Friday, December 25, 2009

Wednesday, December 02, 2009

weaning

I'm just about to that point....


I'm trying to wean Ethan from breastfeeding and I'm feeling pretty good about it this time around. When Jackson was little he really pretty much weaned himself starting at about 6-7 months old. Once he got the taste of real food, he didn't want much else except real food and bottles. I was crushed when he didn't need me anymore. I can remember standing in the kitchen telling Richard about how sad it made me and telling him that "He just don't understand." It really is a special bond between mom/baby and something that dad's just don't "get."

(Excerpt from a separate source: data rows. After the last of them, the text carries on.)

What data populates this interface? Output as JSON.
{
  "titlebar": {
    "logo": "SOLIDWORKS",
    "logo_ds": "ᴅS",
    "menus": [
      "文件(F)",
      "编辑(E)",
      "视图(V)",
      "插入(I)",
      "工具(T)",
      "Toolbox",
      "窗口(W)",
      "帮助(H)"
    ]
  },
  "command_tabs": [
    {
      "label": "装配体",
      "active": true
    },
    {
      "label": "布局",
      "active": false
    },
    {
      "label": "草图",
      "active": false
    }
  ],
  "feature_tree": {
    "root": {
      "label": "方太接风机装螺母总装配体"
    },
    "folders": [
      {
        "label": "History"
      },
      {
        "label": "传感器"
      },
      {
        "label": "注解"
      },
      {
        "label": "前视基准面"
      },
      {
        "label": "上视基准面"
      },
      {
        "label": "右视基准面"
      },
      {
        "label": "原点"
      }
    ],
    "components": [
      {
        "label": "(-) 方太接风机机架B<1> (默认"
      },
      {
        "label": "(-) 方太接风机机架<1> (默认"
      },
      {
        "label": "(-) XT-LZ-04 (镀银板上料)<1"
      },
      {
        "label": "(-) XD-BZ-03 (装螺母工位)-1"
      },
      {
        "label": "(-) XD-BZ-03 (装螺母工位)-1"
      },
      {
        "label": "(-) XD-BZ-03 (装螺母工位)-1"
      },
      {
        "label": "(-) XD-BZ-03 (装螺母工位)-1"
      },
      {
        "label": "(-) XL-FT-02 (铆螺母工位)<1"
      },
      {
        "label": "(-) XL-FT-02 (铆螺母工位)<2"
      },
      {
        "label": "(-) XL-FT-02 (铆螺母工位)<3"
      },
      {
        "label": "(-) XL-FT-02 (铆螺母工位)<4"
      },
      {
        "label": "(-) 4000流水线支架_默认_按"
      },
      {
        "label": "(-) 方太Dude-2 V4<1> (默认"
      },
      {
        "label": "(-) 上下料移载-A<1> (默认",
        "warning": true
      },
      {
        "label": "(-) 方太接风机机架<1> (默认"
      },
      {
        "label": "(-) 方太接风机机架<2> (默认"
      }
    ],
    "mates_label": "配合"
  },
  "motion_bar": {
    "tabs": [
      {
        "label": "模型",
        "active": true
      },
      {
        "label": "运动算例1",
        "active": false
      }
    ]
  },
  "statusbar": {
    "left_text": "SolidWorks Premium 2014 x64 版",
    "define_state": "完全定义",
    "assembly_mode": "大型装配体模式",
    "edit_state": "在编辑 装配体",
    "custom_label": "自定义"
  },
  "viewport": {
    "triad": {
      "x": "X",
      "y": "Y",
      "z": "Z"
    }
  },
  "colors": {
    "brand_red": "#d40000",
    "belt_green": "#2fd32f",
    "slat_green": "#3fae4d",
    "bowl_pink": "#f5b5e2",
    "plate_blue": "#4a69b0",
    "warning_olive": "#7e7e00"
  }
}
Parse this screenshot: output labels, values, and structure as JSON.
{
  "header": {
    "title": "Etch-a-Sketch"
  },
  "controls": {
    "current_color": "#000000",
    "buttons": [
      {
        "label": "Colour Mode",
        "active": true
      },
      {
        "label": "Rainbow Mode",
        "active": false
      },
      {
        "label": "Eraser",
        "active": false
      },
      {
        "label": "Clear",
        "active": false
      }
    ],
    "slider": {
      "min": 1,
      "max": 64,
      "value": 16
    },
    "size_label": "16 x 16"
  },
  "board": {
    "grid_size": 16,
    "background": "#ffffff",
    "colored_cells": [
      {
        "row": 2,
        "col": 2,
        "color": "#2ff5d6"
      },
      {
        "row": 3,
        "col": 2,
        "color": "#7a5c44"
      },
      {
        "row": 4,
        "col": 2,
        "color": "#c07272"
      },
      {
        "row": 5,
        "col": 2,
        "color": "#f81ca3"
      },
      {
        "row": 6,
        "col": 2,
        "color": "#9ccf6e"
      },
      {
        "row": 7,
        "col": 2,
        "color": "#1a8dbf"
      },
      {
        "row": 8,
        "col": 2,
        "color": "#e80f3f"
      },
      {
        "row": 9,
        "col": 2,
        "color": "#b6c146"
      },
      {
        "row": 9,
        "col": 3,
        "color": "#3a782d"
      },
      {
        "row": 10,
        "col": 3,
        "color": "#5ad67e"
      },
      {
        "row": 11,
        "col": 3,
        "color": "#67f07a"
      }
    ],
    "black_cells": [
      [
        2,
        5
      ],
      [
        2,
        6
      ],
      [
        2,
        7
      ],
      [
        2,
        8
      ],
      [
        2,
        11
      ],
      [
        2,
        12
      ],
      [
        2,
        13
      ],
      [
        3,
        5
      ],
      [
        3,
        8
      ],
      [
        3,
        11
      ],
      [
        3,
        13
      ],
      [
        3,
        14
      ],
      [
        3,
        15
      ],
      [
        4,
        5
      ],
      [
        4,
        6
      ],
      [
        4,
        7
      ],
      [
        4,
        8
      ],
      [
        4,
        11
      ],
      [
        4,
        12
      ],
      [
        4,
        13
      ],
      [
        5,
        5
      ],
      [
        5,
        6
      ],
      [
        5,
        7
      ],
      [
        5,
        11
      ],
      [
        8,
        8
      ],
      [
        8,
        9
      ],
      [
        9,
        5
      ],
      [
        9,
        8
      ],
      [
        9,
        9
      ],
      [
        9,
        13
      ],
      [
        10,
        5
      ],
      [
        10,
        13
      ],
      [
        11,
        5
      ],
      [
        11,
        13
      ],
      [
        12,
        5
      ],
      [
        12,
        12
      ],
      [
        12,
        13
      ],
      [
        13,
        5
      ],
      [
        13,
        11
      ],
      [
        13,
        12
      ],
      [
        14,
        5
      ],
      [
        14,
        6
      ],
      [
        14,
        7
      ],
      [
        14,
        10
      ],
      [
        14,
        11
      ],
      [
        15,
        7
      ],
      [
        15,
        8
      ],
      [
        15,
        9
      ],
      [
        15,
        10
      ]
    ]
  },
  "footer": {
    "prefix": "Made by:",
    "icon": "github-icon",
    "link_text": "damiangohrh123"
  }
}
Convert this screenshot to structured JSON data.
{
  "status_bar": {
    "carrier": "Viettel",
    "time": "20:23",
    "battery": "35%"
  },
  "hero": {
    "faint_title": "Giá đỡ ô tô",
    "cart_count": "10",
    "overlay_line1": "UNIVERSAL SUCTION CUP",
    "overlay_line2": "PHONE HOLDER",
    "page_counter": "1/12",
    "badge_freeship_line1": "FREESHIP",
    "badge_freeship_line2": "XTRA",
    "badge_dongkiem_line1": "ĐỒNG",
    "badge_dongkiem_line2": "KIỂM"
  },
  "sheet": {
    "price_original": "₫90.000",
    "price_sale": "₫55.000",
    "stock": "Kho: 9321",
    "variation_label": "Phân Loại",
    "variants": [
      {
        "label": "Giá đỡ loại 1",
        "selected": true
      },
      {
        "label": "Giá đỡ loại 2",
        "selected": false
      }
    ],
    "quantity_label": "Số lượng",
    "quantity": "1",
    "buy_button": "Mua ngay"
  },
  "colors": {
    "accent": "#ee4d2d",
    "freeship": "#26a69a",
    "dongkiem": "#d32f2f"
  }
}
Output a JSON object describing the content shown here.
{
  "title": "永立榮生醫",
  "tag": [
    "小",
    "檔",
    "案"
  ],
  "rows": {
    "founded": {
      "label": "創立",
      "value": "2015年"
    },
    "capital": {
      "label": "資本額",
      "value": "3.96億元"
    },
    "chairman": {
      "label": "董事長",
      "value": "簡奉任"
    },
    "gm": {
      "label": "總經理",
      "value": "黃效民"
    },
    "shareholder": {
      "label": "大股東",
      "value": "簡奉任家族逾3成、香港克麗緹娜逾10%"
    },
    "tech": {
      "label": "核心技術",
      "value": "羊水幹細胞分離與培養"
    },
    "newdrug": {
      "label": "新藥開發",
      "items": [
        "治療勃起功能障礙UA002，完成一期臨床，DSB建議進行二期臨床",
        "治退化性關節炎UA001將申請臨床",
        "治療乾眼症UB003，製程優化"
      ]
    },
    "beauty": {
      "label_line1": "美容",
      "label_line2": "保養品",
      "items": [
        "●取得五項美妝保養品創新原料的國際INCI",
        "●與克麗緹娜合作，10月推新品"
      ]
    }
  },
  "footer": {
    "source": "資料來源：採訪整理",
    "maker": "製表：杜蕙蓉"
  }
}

Now, Ethan is 7 months old and at his last well child check up, he wasn't even 15 pounds...a mere 2% in the growth percentage. Underweight. While Dr. J didn't come right out and say that I needed to stop with the breastfeeding, he did strongly suggest that he needed more than what I could give him.


So, with that info., Ethan is now on straight formula during the daytime and still breastfed at night. I can't completely give it up yet. I'm not ready to. He's only nursing 1-2 times a day now, so I know it won't be long.


I can remember when I stopped with Jackson my hormones were a MESS for awhile, and I'm so dreading that part of it all this time around. Also, with Jackson I never took the time to remember that last time, because frankly, I didn't know it was the last time with Jackson. But with Ethan, things will be different. I'm going to remember the last time with him. I need that, for myself.


Since Ethan has been on only formula, he's gained 1 pound in 1 week. He's now at 15 pounds, 10 ounces, and he seems happier now too. I needed to do what was best for him and for that, I'm happy!